About Douglas Edwards
Douglas Edwards (July 14, 1917 – October 13, 1990) was America's first network news television anchor, anchoring CBS's first nightly news broadcast from 1948–1962, which was later to be titled CBS Evening News.
Early life and career
Edwards joined CBS Radio in 1942, eventually becoming anchor for the regular evening newscast The World Today as well as World News Today on Sunday afternoons. Edwards came to CBS after stints as a newscaster and announcer at WSB in Atlanta, Georgia and WXYZ in Detroit, Michigan.
As anchorman of Douglas Edwards with the News (The CBS Evening News)
In 1948, as CBS's top correspondents and commentators shunned the fledgling medium of television, Edwards was chosen to present regular CBS television news programs and to host CBS's television coverage of the 1948 Democratic and Republican conventions. The term "anchor" would not be used until 1952, when CBS News chief Sig Mikelson would use it to describe Walter Cronkite's role in the network's political convention coverage.

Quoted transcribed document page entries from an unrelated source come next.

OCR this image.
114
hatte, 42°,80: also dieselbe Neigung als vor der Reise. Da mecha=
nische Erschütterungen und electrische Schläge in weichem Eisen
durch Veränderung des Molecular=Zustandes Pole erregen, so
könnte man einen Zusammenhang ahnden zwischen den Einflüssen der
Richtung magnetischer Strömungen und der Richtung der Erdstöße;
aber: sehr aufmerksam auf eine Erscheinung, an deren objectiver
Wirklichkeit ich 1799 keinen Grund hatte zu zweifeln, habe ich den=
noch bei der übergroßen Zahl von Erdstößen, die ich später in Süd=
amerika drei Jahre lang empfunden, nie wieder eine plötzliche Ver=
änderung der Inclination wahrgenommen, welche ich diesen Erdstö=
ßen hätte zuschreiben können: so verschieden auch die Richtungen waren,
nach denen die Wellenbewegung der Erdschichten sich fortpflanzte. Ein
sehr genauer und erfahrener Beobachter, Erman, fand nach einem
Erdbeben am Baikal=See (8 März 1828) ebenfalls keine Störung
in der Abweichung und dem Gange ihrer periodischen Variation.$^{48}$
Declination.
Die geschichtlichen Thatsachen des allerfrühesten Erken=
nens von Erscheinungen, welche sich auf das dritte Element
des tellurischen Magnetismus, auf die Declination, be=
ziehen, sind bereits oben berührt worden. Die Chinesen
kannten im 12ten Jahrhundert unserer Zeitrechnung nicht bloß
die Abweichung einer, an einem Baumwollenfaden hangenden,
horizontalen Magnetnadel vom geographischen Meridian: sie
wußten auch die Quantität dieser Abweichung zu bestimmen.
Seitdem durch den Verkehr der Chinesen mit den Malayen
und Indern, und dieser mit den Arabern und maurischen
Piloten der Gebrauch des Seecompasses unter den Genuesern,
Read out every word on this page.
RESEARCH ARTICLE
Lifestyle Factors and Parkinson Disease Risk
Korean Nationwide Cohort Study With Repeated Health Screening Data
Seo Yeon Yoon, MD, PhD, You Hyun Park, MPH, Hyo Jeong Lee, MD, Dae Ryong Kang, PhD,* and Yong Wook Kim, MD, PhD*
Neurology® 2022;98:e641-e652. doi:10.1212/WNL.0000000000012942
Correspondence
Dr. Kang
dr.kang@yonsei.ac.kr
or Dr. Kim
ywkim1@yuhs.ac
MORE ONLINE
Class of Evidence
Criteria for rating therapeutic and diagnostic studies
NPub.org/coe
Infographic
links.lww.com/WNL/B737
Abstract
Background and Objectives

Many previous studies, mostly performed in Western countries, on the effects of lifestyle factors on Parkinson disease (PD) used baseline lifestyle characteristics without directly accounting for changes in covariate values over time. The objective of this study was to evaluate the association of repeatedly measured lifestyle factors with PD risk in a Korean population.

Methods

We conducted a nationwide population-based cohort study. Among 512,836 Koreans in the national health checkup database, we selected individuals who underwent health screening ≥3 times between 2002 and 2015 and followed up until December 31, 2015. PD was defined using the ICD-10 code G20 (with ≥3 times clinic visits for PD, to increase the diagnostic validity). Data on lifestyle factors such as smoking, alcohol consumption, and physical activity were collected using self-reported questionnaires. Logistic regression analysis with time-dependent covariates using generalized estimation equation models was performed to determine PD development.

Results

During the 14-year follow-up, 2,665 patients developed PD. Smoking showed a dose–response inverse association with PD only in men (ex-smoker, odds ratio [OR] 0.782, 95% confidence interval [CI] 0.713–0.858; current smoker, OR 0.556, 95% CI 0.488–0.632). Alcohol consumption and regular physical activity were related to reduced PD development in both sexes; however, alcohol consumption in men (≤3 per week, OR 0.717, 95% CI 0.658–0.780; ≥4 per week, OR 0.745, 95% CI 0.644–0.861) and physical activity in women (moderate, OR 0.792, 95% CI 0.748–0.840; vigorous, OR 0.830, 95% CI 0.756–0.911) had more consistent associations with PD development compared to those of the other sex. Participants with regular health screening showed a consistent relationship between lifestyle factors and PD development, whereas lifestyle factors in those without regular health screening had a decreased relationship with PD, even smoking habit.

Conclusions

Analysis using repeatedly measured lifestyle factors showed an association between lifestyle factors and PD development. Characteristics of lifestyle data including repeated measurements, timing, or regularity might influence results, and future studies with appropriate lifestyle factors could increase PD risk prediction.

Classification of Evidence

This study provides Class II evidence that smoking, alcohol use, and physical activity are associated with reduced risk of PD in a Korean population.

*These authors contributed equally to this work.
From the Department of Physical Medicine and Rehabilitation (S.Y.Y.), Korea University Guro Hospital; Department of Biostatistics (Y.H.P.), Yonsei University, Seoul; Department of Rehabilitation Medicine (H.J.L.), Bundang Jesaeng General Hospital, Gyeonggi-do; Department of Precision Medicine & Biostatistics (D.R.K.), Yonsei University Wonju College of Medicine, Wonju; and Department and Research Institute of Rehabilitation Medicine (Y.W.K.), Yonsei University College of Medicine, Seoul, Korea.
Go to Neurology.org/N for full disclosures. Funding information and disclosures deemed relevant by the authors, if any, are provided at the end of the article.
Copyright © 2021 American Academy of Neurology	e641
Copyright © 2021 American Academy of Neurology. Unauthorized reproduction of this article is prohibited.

At first, Edwards would be eclipsed by John Cameron Swayze of NBC News's Camel News Caravan, but he would eventually regain his ratings lead. By the mid-1950s, the nightly 15-minute newscast Douglas Edwards with the News was watched by nearly 30 million viewers.
Among the events Edwards covered as a reporter in those years were the Miss America Pageant (five times), the attempted assassination of Harry S. Truman in November 1950, and the coronation of Elizabeth II in June 1953. He also received wide praise for his coverage, on both camera and radio, of the sinking of the SS Andrea Doria in July 1956. But by the end of the decade, viewership levels for the Edwards broadcast weakened severely as the Huntley-Brinkley Report began to attract a larger audience.
By 1962, Edwards was replaced by Walter Cronkite, and the newscast's name was eventually changed to CBS Evening News.
For several years after leaving the anchor chair on CBS, Edwards headed the evening news on WCBS-TV, CBS' flagship television station.
Return to the CBS Radio Network
Edwards subsequently moved back to CBS Radio, where he delivered the network's flagship evening newscasts The World Tonight for many years. Until his retirement on April 1, 1988, he maintained at least a small role within CBS television news, anchoring a five-minute newsbreak known successively as CBS Afternoon News with Douglas Edwards (April 1962-Feb. 1968), The CBS Midday News with Douglas Edwards (Feb. 1968-April 20, 1979) at 11:55am Eastern time and The CBS Mid-Morning News with Douglas Edwards (April 23, 1979-May 30, 1980) at 10:55am Eastern. He also served for a time as a co-anchor of the CBS Morning News. His last radio newscast included a report of the death of singer Andy Gibb.
Beginning June 2, 1980, Douglas Edwards anchored a daily one minute fourteen second edition of Newsbreak at 11:57am Eastern time. CBS News historian Gary Paul Gates, in Air Time: The Inside Story of CBS News, recorded a conversation between veteran CBS and NBC news executives musing over the shift from Edwards and Swayze to the Huntley-Brinkley and Cronkite newscasts, and Edwards's continuation at CBS compared to Swayze's later familiarity as a pitchman for Timex, after both men had fallen from their formerly lofty television perches. "Goddammit," Gates quoted the unnamed NBC executive, "at least your guy had the grace to stay in the business. I mean, he didn't become a (bleeping) watch salesman."
Edwards died of cancer at the age of 73. Many of his early CBS radio newscasts, including his World War II anchoring of World News Today, memorable broadcasts on D-Day and his Andrea Doria coverage, remain favorites of old-time radio collectors. Edwards was posthumously elected to the Radio Hall of Fame in 2006. In a 4 1/2 hour interview for the Archive of American Television, Walter Cronkite described Edwards as "a true gentleman . . . one of the gentlest men I've ever known".